Regulation

Ford Stock Dips on China Software Rule Uncertainty

Ford shares slipped 1.1% to $14.61 after Reuters reported the company needs U.S. approval to keep importing China-built Lincoln Nautilus SUVs due to new connected-vehicle rules.

James Calloway · · · 3 min read · 6 views
Ford Stock Dips on China Software Rule Uncertainty
Mentioned in this article
F $14.41 -2.44%

Ford Motor Company (F) shares fell 1.1% on Tuesday, closing at $14.61, after a Reuters report revealed that the automaker must seek U.S. government approval to continue importing its China-built Lincoln Nautilus SUVs. The stock traded between $14.54 and $14.83 during the session, reflecting investor unease over new regulatory hurdles tied to connected-vehicle technology.

The development adds fresh uncertainty to Ford's supply chain, just weeks before the company is expected to report its second-quarter earnings. General Motors shares also edged lower, suggesting broader pressure on major automakers, but Ford faced unique headline risk from the software rule.

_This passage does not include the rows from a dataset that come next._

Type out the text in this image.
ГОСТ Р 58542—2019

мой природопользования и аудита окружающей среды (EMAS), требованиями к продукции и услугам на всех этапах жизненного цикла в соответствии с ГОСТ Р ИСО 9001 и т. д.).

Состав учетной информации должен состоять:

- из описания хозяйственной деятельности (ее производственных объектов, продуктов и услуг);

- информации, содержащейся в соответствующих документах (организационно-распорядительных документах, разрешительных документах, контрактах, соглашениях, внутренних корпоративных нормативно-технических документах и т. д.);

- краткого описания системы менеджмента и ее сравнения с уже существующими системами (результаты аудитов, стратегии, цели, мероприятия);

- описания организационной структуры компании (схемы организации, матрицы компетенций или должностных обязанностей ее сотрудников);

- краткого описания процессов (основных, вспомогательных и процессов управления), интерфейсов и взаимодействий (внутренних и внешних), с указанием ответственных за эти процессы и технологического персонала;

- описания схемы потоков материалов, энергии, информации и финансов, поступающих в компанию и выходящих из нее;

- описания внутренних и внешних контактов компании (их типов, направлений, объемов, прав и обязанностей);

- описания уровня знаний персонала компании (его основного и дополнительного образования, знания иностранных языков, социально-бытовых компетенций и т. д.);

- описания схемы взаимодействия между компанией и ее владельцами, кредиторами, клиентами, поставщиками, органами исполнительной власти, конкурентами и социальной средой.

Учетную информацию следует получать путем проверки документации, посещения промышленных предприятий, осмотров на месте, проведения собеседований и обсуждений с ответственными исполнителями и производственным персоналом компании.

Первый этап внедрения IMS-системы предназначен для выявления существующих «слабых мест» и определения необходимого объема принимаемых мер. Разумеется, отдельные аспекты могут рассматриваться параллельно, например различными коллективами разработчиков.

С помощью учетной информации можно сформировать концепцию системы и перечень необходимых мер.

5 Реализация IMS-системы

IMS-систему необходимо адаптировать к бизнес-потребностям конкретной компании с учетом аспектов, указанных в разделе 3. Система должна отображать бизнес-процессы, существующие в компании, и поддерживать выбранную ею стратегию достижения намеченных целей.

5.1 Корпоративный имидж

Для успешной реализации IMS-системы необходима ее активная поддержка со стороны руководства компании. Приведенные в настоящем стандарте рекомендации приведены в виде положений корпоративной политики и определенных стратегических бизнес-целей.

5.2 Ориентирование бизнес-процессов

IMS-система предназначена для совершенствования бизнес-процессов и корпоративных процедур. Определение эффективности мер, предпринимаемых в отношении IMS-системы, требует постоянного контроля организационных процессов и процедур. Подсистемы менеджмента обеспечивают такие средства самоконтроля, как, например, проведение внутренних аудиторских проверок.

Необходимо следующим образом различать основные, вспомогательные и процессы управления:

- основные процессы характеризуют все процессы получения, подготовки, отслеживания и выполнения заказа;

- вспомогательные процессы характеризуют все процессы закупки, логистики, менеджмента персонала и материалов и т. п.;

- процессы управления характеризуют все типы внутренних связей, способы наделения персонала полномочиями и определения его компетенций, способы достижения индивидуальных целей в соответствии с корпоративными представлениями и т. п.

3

According to Reuters, Ford has requested authorization from the U.S. Commerce Department to import the 2027 model-year Lincoln Nautilus vehicles, which are assembled in China. The issue stems from the fact that Ford's software is developed in the United States but loaded into the vehicles in China, triggering new federal rules governing connected cars. The software restrictions apply to 2027 model-year vehicles, while hardware-related rules will take effect for 2030 models.

Investors are particularly sensitive to regulatory uncertainty in supply chains, as even minor disruptions to a single product line can raise concerns about compliance costs, potential model delays, and Ford's ability to navigate escalating U.S.-China tech tensions. Ford plans to begin importing the 2027 Nautilus in January, leaving only a few months to secure the necessary approval. Reuters noted that the hardware rules could pose even greater challenges for automakers than the software requirements in the near term.

Despite the regulatory headwind, Ford's underlying business fundamentals remain a key focus for bulls. The company recently raised its full-year adjusted EBIT target to a range of $8.5 billion to $10.5 billion, while projecting adjusted free cash flow of $5.0 billion to $6.0 billion. In the first quarter, Ford Blue, the core gas and hybrid division, generated $1.9 billion in EBIT, while Ford Pro, the commercial unit, delivered $1.7 billion in EBIT.

However, these profitable segments must offset losses from Ford's electric vehicle (EV) division, Model e, which posted a $777 million EBIT loss in the first quarter. The company expects Model e losses to reach $4.0 billion to $4.5 billion for the full year. Ford's outlook assumes flat industry pricing and does not account for a significant U.S. economic downturn, meaning any drop in car demand or increase in incentives could pressure results.

Ford shares are trading near fair value, with a dividend yield of 4.11% and a quarterly payout of $0.15 per share, which supports income-oriented investors. However, analyst sentiment remains cautious. Among 13 analysts, the average 12-month price target is $14.62—essentially unchanged from current levels—with only two Buy ratings, 10 Holds, and one Sell. The next major catalyst for Ford will be its second-quarter earnings report, currently unconfirmed for July 29 after the market close. Investors will be watching for any shifts in guidance, updates on EV losses, Ford Pro margins, and progress on the connected-vehicle authorization.

This article is for informational purposes only and does not constitute financial advice or a recommendation to buy or sell any security. Market data may be delayed. Always conduct your own research and consult a licensed financial advisor before making investment decisions.